Sid Mannix

Personal information
- Full name: Sydney Edward Mannix
- Born: 13 July 1910 Paddington, New South Wales, Australia
- Died: 2 May 1986 (aged 75)

Playing information
- Position: Wing
Club
| Years | Team | Pld | T | G | FG | P |
| 1930–32 | Sydney University | 36 | 8 | 0 | 0 | 24 |
| 1935 | South Sydney | 1 | 0 | 0 | 0 | 0 |
|  | Total | 37 | 8 | 0 | 0 | 24 |
- Source:

= Sid Mannix =

Australian rugby league footballer (1910–1986)

Sydney Edward Mannix (13 July 1910 – 2 May 1986) was an Australian rugby league footballer.

Born in Paddington, Mannix had a background in athletics and was associated with the Kensington club. He competed in sprint events and was at one time a relay teammate of Olympian James Carlton.
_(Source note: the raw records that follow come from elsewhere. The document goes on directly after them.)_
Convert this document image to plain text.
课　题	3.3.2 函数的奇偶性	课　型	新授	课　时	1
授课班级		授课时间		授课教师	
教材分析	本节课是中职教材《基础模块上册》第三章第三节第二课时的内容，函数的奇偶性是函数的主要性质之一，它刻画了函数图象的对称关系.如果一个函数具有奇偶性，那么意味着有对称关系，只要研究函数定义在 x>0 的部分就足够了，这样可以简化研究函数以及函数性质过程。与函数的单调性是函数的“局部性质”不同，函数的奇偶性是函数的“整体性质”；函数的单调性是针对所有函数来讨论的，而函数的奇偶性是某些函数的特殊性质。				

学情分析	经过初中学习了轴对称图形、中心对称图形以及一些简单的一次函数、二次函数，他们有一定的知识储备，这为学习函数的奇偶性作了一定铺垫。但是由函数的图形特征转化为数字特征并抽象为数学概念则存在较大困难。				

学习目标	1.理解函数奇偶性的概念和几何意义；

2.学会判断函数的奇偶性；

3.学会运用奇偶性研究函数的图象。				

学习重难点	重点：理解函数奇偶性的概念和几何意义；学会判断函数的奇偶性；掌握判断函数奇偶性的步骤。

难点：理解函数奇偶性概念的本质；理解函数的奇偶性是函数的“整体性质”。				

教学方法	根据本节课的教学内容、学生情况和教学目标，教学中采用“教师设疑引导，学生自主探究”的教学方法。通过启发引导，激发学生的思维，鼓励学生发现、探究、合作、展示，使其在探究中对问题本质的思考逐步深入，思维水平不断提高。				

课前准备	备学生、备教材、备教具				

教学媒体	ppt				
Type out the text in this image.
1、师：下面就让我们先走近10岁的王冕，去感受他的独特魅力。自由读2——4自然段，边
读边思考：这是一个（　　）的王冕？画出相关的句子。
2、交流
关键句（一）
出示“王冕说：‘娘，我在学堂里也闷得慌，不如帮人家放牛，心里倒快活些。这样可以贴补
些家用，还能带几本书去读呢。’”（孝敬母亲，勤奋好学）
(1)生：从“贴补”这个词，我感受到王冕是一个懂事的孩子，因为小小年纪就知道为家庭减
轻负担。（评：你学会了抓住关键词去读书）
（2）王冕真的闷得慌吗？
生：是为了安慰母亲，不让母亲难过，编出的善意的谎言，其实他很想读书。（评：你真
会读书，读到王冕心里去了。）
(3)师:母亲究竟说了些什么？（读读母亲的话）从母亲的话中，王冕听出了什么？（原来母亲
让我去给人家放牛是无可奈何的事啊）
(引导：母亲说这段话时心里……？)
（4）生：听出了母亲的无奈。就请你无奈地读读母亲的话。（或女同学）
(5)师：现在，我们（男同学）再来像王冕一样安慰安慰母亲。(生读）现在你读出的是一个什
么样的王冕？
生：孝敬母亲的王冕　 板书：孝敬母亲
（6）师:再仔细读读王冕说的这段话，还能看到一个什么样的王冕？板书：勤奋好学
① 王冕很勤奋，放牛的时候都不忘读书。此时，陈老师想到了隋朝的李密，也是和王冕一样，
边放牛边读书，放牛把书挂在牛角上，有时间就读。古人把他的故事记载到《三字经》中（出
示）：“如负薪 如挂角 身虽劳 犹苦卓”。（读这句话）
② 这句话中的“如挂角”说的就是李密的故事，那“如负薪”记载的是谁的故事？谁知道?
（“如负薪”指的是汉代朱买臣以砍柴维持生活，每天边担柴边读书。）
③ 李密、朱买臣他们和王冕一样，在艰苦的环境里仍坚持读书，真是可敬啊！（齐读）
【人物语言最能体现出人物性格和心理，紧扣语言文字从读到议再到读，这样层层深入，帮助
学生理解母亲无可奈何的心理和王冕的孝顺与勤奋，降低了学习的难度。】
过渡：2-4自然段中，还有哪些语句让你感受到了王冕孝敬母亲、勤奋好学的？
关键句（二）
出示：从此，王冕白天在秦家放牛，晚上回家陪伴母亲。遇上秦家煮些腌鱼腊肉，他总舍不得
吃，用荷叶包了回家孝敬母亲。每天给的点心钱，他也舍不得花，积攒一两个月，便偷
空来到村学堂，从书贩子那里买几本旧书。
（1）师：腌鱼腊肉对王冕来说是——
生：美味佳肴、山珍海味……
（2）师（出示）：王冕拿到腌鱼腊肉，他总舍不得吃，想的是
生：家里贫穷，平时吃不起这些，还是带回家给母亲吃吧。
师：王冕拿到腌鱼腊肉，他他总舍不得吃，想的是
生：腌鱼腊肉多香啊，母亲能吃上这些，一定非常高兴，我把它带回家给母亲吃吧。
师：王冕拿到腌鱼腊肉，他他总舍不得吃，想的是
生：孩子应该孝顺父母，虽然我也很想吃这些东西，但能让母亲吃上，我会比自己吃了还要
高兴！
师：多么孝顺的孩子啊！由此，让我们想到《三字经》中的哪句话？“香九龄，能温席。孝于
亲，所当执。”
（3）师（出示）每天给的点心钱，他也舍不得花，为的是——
Mannix played first–grade rugby league for Sydney University from 1930 to 1932. Although utilised mainly on a wing, Mannix could also play centre and five–eighth. He subsequently plied his trade in Newcastle, before returning to Sydney in 1935 to play for South Sydney. His time with the Rabbitohs was brief and after just one first–grade appearance left to coach Moree. He moved on to Canowindra in 1936 and represented Western Division that year against the touring Great Britain national team.